PETTESSON'S PGA PENALTY
The PGA of America tried to prevent a rules controversy like the one that befell Dustin Johnson at Whistling Straits in 2010 by declaring all sandy areas at Kiawah's Ocean Course as waste areas, as they've done in the past. Not to be deterred, the Rules of Golf found another way to cause mass confusion and excessive hair-pulling. On the first hole of the final round of the PGA Championship — and playing in the final group with Rory McIlroy — Carl Pettersson hit a drive to the right that rested deep in in the rough, just a foot or two over a red hazard line. Pettersson took his second shot and eventually made par. However, a few holes later a Rules Official approached Carl and told him he had been penalized two strokes for moving a dead leaf in his backswing in the hazard. The penalty eventually cost Carl second place and many thousands of dollars, but was the ruling correct?

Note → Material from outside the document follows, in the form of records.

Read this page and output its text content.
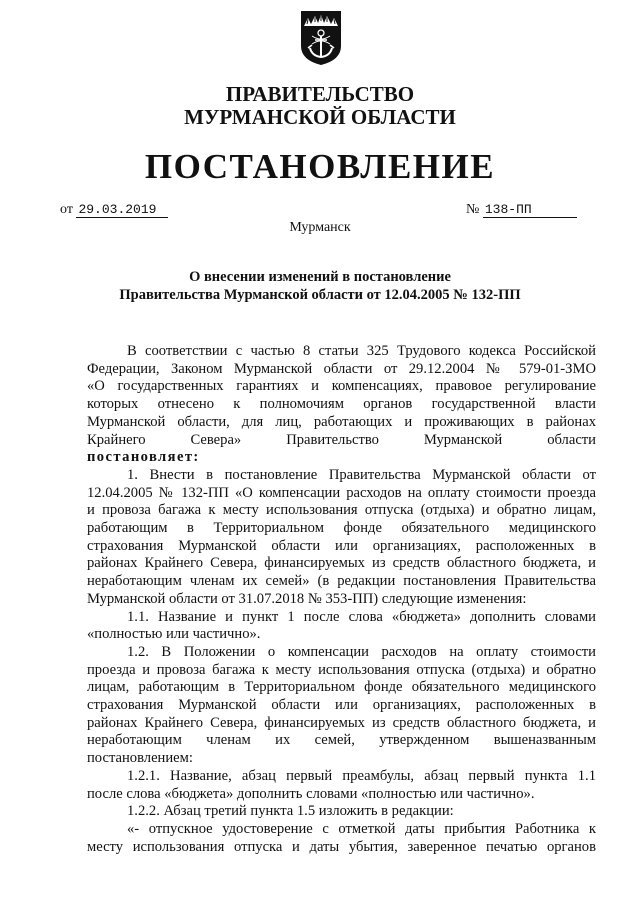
ПРАВИТЕЛЬСТВО
МУРМАНСКОЙ ОБЛАСТИ
ПОСТАНОВЛЕНИЕ
от 29.03.2019	№ 138-ПП
Мурманск
О внесении изменений в постановление
Правительства Мурманской области от 12.04.2005 № 132-ПП

В соответствии с частью 8 статьи 325 Трудового кодекса Российской

Федерации, Законом Мурманской области от 29.12.2004 № 579-01-ЗМО

«О государственных гарантиях и компенсациях, правовое регулирование

которых отнесено к полномочиям органов государственной власти

Мурманской области, для лиц, работающих и проживающих в районах

Крайнего Севера» Правительство Мурманской области

постановляет:

1. Внести в постановление Правительства Мурманской области от

12.04.2005 № 132-ПП «О компенсации расходов на оплату стоимости проезда

и провоза багажа к месту использования отпуска (отдыха) и обратно лицам,

работающим в Территориальном фонде обязательного медицинского

страхования Мурманской области или организациях, расположенных в

районах Крайнего Севера, финансируемых из средств областного бюджета, и

неработающим членам их семей» (в редакции постановления Правительства

Мурманской области от 31.07.2018 № 353-ПП) следующие изменения:

1.1. Название и пункт 1 после слова «бюджета» дополнить словами

«полностью или частично».

1.2. В Положении о компенсации расходов на оплату стоимости

проезда и провоза багажа к месту использования отпуска (отдыха) и обратно

лицам, работающим в Территориальном фонде обязательного медицинского

страхования Мурманской области или организациях, расположенных в

районах Крайнего Севера, финансируемых из средств областного бюджета, и

неработающим членам их семей, утвержденном вышеназванным

постановлением:

1.2.1. Название, абзац первый преамбулы, абзац первый пункта 1.1

после слова «бюджета» дополнить словами «полностью или частично».

1.2.2. Абзац третий пункта 1.5 изложить в редакции:

«- отпускное удостоверение с отметкой даты прибытия Работника к

месту использования отпуска и даты убытия, заверенное печатью органов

As we see again and again when dealing with the esteemed but unforgiving Rules of Golf, the correct ruling isn't always the fair ruling. When one looks at the television replay of Pettersson's shot, his club makes contact with a small, dead leaf, causing it to flip in the air. This clearly violates Rules 13-4c, moving a loose impediment in a hazard. Presumably, the rule was designed to prevent players from improving their lies when they hit into hazards, a noble cause indeed. Unfortunately, while Pettersson is innocent of that crime, he is no doubt in violation of the rules. And you know what they say — rules are rules, especially in golf!